Diffusion MRI - HARDI: High-angular-resolution Diffusion Imaging and Q-ball Vector Analysis

HARDI: High-angular-resolution Diffusion Imaging and Q-ball Vector Analysis

Early in the development of DTI based tractography, a number of researchers pointed out a flaw in the diffusion tensor model. The tensor analysis assumes that there is a single ellipsoid in each imaging voxel—as if all of the axons traveling through a voxel traveled in exactly the same direction. This is often true, but it can be estimated that in more than 30% of the voxels in a standard resolution brain image, there are at least two different neural tracts traveling in different directions that pass through each other. In the classic diffusion ellipsoid tensor model, the information from the crossing tract just appears as noise or unexplained decreased anisotropy in a given voxel. David Tuch was among the first to describe a working solution to this problem.

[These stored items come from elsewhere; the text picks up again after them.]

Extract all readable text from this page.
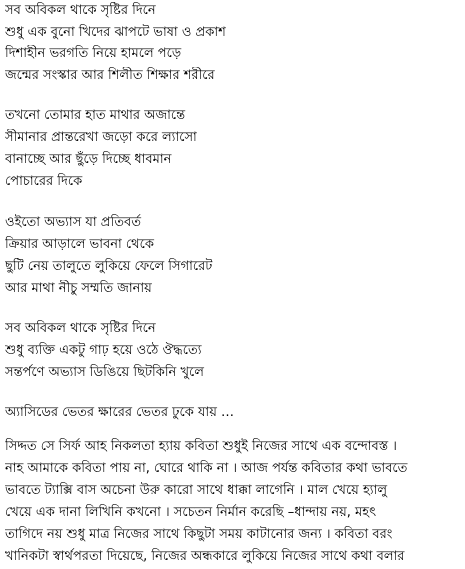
সব অবিকল থাকে সৃষ্টির দিনে
শুধু এক বুনো খিদের ঝাপটে ভাষা ও প্রকাশ
দিশাহীন ভরগতি নিয়ে হামলে পড়ে
জন্মের সংস্কার আর শিলীত শিক্ষার শরীরে
তখনো তোমার হাত মাথার অজান্তে
সীমানার প্রান্তরেখা জড়ো করে ল্যাসো
বানাচ্ছে আর ছুঁড়ে দিচ্ছে ধাবমান
পোচারের দিকে
ওইতো অভ্যাস যা প্রতিবর্ত
ক্রিয়ার আড়ালে ভাবনা থেকে
ছুটি নেয় তালুতে লুকিয়ে ফেলে সিগারেট
আর মাথা নীচু সম্মতি জানায়
সব অবিকল থাকে সৃষ্টির দিনে
শুধু ব্যক্তি একটু গাঢ় হয়ে ওঠে ঔদ্ধত্যে
সন্তর্পণে অভ্যাস ডিঙিয়ে ছিটকিনি খুলে
অ্যাসিডের ভেতর ক্ষারের ভেতর ঢুকে যায় …
সিদ্দত সে সির্ফ আহ নিকলতা হ্যায় কবিতা শুধুই নিজের সাথে এক বন্দোবস্ত ।
নাহ আমাকে কবিতা পায় না, ঘোরে থাকি না । আজ পর্যন্ত কবিতার কথা ভাবতে
ভাবতে ট্যাক্সি বাস অচেনা উরু কারো সাথে ধাক্কা লাগেনি । মাল খেয়ে হ্যালু
খেয়ে এক দানা লিখিনি কখনো । সচেতন নির্মান করেছি –ধান্দায় নয়, মহৎ
তাগিদে নয় শুধু মাত্র নিজের সাথে কিছুটা সময় কাটানোর জন্য । কবিতা বরং
খানিকটা স্বার্থপরতা দিয়েছে, নিজের অন্ধকারে লুকিয়ে নিজের সাথে কথা বলার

The idea is best understood by conceptually placing a kind of geodesic dome around each image voxel. This icosahedron provides a mathematical basis for passing a large number of evenly spaced gradient trajectories through the voxel—each coinciding with one of the apices of the icosahedron. Basically, we are now going to look into the voxel from a large number of different directions (typically 40 or more). We use "n-tuple" tessellations to add more evenly spaced apices to the original icosahedron (20 faces)—an idea that also had its precedents in paleomagnetism research several decades earlier. We just want to know which direction lines turn up the maximum anisotropic diffusion measures. If there is a single tract, there will be just two maxima pointing in opposite directions. If two tracts cross in the voxel, there will be two pairs of maxima, and so on. We can still use tensor math to use the maxima to select groups of gradients to package into several different tensor ellipsoids in the same voxel, or use more complex higher rank tensors analyses, or we can do a true "model free" analysis that just picks the maxima and goes on about doing the tractography. We could use very high angular resolution (256 different directions) but it is often necessary to do ten or fifteen complete runs to get the information correct and this could mean 2,000 or more images—it gets to be over an hour to do the image and so becomes impossible. At forty angles, we can do 10 repetitions and get done in ten minutes. Also, in order to make this work, the gradient strengths have to be considerably higher than for standard DTI. This is because we can reduce the apparent noise (non-diffusion contributions to signal) at higher b values (a combination of gradient strength and pulse duration) and improve the spatial resolution.

The Q-Ball method of tractography is an implementation of the HARDI approach in which David Tuch provides a mathematical alternative to the tensor model. Instead of forcing the diffusion anisotropy data into a group of tensors, the mathematics used deploys both probability distributions and a classic bit of geometric tomography and vector math developed nearly 100 years ago—the Funk Radon Transform.